Something like this, although it throws a segfault:
Foo *array = malloc(1024);
int array_size = 0;
Foo foo1;
strcpy(foo1.data, "bar");
array[0] = foo1;
array_size++;
Foo foo2;
strcpy(foo2.data, "bar");
array[1] = foo2;
array_size++;
for (int i = 0; i < array_size; i++)
puts(array[i].data);
The reason for wanting to do this is to keep all the Foos in a contiguous memory region, for CPU cache friendliness.
You can't have an array of foos, at all, because foo does not have a fixed size, and the defining characteristic of an array is that each object has fixed size and offset from the base computable from its index.
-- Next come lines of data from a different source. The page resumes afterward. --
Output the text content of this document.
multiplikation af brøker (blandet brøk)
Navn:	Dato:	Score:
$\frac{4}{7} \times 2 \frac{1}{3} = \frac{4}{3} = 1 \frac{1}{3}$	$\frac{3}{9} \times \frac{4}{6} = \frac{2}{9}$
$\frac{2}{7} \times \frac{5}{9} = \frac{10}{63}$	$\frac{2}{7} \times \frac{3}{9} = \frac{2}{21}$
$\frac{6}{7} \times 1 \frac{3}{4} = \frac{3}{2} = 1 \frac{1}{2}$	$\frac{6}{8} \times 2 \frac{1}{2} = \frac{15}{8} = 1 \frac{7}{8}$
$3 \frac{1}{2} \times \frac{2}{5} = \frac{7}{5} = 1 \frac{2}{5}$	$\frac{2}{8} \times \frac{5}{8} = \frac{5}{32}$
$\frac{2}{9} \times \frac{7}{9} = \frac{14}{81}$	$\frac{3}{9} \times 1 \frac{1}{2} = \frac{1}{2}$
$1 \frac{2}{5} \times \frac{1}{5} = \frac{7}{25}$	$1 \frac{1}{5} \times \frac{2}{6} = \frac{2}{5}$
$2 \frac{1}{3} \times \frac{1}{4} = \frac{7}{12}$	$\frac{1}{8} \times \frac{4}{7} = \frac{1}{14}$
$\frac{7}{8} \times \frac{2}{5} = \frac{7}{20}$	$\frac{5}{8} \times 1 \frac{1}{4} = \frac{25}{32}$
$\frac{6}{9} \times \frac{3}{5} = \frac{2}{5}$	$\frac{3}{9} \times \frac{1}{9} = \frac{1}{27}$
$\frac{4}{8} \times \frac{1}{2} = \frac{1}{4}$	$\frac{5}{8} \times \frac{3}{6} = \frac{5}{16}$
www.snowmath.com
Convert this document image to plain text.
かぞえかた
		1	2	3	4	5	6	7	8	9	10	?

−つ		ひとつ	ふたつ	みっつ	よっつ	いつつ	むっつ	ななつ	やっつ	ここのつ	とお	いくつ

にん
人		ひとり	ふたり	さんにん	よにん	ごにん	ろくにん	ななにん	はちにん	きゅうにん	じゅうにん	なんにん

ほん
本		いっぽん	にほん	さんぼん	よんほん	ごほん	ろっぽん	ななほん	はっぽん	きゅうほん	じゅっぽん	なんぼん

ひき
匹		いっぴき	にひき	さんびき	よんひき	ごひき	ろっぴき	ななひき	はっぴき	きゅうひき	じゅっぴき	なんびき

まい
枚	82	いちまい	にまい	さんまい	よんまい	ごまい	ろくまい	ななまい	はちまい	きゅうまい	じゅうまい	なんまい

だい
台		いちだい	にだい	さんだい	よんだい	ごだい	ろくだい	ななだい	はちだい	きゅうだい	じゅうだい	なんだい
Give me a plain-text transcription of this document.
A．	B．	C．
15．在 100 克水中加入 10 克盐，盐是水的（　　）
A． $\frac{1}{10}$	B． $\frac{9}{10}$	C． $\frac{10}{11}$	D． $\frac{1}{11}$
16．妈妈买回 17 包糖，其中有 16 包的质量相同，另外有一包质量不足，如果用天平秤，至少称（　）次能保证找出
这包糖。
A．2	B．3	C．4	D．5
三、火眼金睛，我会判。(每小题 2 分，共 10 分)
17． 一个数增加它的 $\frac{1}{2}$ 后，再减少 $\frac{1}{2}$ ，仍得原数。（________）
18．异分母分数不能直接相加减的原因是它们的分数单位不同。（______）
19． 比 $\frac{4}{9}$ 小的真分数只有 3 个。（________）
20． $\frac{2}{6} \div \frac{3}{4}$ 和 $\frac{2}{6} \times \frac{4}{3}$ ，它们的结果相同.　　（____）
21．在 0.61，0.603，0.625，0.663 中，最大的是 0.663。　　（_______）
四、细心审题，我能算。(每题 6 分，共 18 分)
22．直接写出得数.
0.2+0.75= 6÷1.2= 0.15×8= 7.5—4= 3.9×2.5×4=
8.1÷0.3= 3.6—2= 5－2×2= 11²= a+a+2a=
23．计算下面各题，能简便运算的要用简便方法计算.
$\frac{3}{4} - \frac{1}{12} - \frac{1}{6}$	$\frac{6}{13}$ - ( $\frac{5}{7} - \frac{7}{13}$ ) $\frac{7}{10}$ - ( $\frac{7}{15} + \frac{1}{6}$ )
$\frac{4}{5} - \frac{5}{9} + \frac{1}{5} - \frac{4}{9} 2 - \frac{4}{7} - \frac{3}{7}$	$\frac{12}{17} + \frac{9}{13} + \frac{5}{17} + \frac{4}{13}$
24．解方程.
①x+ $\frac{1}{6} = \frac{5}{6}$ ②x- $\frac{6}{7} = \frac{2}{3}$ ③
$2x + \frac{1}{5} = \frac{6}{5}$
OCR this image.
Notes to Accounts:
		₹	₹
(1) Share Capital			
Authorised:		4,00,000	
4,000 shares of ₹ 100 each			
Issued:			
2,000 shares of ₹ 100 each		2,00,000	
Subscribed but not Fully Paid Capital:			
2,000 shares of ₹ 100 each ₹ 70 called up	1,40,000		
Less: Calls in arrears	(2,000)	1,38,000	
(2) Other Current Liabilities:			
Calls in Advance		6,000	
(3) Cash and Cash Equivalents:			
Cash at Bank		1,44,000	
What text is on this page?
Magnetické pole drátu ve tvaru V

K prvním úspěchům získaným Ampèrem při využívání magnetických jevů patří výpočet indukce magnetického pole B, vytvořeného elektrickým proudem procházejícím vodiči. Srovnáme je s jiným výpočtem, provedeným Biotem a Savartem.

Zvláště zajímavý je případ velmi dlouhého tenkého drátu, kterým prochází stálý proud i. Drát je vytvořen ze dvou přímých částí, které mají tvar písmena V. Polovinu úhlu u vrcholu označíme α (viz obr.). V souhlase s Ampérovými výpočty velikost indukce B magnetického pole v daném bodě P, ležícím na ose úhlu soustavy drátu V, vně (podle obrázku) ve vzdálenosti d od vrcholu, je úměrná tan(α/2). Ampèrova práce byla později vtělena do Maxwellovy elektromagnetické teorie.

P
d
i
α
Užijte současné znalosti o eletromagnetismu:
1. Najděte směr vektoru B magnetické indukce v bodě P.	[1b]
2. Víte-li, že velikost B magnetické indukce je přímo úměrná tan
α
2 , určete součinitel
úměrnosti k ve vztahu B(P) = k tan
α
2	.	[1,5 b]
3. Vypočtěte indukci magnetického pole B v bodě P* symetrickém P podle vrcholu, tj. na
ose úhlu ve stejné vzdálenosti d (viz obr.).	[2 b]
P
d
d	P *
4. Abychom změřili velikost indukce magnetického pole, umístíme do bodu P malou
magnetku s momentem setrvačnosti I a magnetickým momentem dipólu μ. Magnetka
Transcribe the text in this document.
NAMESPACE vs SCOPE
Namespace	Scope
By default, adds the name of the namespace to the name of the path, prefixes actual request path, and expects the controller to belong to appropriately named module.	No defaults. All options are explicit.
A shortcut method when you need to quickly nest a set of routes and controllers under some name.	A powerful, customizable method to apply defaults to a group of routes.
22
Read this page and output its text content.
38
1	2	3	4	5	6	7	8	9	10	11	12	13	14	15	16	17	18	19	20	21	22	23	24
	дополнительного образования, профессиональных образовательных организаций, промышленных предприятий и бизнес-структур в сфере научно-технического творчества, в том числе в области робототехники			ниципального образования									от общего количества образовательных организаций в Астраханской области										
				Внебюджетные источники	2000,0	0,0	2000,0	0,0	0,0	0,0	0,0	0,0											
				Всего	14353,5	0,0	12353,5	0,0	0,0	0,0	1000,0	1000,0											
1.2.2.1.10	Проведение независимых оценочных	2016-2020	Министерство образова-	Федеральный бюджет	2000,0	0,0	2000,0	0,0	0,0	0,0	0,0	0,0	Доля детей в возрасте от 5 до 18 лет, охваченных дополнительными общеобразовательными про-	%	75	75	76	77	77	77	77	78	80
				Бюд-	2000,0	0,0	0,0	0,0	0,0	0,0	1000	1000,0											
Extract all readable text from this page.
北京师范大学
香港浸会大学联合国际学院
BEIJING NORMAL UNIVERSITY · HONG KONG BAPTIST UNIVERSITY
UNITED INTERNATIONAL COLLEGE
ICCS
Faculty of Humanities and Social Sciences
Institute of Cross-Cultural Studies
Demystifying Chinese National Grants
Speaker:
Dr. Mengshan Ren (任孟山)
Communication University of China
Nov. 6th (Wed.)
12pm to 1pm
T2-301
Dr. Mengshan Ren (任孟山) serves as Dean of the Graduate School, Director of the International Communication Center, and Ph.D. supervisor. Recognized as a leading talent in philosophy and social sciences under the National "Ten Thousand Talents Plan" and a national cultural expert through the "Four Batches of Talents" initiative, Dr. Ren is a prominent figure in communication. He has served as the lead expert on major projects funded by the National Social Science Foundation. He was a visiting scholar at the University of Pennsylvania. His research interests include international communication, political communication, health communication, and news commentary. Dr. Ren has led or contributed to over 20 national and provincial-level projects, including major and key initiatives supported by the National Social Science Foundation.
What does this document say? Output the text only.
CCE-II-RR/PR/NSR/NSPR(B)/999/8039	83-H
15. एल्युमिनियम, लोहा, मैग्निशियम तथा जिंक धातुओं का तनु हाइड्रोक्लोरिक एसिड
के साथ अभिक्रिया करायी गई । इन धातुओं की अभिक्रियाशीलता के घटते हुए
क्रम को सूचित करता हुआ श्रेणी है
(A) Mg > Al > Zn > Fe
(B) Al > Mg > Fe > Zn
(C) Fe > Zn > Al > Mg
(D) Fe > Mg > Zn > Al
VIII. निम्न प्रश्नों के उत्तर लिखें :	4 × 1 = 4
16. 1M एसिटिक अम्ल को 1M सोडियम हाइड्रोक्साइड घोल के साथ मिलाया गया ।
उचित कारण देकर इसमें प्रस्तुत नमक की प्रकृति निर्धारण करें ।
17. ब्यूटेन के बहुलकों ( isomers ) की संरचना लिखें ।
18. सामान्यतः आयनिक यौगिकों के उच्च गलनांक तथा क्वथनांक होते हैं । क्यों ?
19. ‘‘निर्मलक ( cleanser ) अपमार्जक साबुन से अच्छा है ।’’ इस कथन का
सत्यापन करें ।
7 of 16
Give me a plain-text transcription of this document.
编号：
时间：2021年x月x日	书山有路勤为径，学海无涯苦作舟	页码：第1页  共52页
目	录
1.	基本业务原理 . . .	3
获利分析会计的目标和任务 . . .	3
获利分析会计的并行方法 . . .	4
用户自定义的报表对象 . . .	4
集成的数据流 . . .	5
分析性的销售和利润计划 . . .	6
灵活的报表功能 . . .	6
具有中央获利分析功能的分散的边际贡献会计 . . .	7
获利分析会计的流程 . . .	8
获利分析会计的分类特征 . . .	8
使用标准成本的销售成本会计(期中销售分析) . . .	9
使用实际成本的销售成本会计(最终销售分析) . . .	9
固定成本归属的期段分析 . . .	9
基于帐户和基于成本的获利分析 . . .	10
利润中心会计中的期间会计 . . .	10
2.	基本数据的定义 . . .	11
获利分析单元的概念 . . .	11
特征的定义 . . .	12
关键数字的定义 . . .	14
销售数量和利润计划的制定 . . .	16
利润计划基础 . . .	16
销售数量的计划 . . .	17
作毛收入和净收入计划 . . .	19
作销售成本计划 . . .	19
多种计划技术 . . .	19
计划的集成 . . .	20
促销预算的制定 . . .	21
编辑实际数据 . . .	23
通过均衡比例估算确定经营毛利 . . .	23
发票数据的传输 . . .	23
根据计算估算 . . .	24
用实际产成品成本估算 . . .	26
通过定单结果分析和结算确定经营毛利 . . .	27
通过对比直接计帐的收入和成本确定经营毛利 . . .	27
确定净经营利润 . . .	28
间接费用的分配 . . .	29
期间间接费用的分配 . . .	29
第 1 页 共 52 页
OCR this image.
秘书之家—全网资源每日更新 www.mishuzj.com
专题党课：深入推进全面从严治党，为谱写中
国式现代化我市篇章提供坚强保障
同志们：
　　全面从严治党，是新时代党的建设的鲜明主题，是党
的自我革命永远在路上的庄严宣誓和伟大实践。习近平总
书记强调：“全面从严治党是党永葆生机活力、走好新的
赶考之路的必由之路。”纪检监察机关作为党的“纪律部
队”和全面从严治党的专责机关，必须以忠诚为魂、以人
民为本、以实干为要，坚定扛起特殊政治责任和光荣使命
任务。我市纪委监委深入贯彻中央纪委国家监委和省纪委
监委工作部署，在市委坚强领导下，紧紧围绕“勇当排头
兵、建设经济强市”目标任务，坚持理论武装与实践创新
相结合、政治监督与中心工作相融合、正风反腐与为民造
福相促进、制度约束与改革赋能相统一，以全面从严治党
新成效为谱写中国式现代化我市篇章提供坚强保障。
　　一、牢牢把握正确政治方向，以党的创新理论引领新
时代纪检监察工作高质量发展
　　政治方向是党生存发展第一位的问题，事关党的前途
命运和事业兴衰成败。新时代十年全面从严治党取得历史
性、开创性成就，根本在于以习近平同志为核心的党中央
For what you want to work, indexing array[n] would have to know the full size of foo[0], foo[1], ..., foo[n-1], which is impossible, because the language has no knowledge of those sizes; in practice, the flexible array member is just excluded from the size, so foo[1] will "overlap" with foo[0]'s data.
If you need to be able to access these objects as an array, you need to give up on putting a flexible array member in each one. Instead you could put all the data at the end, and store a pointer or offset to the data in each one. If you don't need to be able to access them as an array, you could instead build a sort of linked list in the allocated memory, storing an offset to the next entry as a member of each entry. (See for example how struct dirent works with getdents on most Unices.)